Deuteronomy 4:32 in Hebrew Masoretic translation reads : “For inquire now regarding the early days that preceded you, from the day when God created man on the earth and from one end of heaven to the other end of heaven:...”
The rabbinic Jews interpreted this scripture as a prohibition of inquiry regarding periods of time BEFORE God created the earth. In Gen Rabba, the rabbis teach the Jews : "IT is forbidden to inquire what existed before creation, as Moses distinctly tells us (Deut. 4. 32): 'Ask now of the days that are past which were before thee, since the day God created man upon earth.' Thus the scope of inquiry is limited to the time since the Creation.–(Gen. Rabba 1)
Such prohibitions against inquiring and learning about conditions that existed in heaven before the creation create barriers to learning many, many of the earlier doctrines concerning God; concerning his plan and his motives and conditions that allow mortality to make much more sense.
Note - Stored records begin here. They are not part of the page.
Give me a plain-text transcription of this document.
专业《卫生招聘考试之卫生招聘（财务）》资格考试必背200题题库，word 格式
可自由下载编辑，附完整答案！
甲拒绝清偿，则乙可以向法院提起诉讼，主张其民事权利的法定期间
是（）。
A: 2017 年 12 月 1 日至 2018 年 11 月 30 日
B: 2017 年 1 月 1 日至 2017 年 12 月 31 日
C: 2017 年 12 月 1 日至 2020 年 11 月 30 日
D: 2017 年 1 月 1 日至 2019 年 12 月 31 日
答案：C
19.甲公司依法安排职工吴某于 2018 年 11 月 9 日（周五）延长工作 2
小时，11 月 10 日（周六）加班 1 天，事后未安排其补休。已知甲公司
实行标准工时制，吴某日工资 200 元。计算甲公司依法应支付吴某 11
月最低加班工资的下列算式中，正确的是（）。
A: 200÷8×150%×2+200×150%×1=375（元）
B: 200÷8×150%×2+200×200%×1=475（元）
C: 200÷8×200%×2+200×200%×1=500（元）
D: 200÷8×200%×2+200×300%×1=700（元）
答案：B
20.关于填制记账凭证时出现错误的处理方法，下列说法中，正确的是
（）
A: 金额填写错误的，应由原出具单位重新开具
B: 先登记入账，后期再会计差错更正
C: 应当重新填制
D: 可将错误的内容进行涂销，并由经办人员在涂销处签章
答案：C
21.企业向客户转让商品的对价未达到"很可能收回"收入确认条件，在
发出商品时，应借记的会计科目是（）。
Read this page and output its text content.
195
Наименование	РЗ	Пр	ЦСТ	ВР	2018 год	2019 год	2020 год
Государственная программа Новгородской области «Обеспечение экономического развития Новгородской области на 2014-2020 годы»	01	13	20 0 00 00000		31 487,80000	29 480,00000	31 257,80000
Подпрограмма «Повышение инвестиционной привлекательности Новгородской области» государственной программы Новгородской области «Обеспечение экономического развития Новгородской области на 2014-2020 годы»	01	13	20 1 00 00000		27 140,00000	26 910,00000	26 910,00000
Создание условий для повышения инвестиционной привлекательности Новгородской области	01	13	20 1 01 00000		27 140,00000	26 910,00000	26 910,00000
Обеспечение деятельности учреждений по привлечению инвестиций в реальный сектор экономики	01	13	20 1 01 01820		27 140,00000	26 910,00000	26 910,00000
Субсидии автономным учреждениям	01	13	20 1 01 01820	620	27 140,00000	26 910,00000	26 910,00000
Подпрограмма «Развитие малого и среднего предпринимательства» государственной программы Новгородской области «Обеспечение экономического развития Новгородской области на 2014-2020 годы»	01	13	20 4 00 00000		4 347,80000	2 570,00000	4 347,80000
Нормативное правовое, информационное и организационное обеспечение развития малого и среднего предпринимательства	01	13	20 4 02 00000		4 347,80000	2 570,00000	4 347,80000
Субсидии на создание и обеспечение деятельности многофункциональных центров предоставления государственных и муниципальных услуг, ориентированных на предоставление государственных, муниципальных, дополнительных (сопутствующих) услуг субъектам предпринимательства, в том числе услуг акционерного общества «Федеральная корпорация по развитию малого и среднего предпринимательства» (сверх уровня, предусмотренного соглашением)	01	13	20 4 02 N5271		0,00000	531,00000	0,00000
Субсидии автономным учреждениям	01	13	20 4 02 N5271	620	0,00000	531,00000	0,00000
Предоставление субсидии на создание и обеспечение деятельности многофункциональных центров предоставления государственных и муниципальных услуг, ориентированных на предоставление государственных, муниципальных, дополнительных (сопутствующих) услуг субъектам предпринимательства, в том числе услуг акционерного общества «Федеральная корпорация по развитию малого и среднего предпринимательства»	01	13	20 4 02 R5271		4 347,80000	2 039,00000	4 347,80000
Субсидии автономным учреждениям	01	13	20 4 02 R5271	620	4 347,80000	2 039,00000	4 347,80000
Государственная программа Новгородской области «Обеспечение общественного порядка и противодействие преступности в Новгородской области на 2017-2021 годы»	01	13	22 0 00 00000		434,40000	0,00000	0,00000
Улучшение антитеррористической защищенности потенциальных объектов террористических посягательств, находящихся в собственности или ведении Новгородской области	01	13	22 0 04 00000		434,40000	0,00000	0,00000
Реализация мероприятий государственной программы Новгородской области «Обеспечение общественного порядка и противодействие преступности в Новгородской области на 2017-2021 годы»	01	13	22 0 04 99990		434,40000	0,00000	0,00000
Similarly, your citation from sacred-texts is wrong. The prohibition is not against studying what happened before G-d created man on earth - and that's not what Gen. Rabbah says either. The author misunderstood the Midrash, only quoted half of the statement from the particular Rabbi and was unaware that the passage is actually a paraphrase of a passage in the Jerusalem Talmud. The prohibition is from before the first day of creation. In Jewish sources angels are created after the first day of creation.
Jumping to conclusions while relying on faulty translations are typical of which religion, everybody?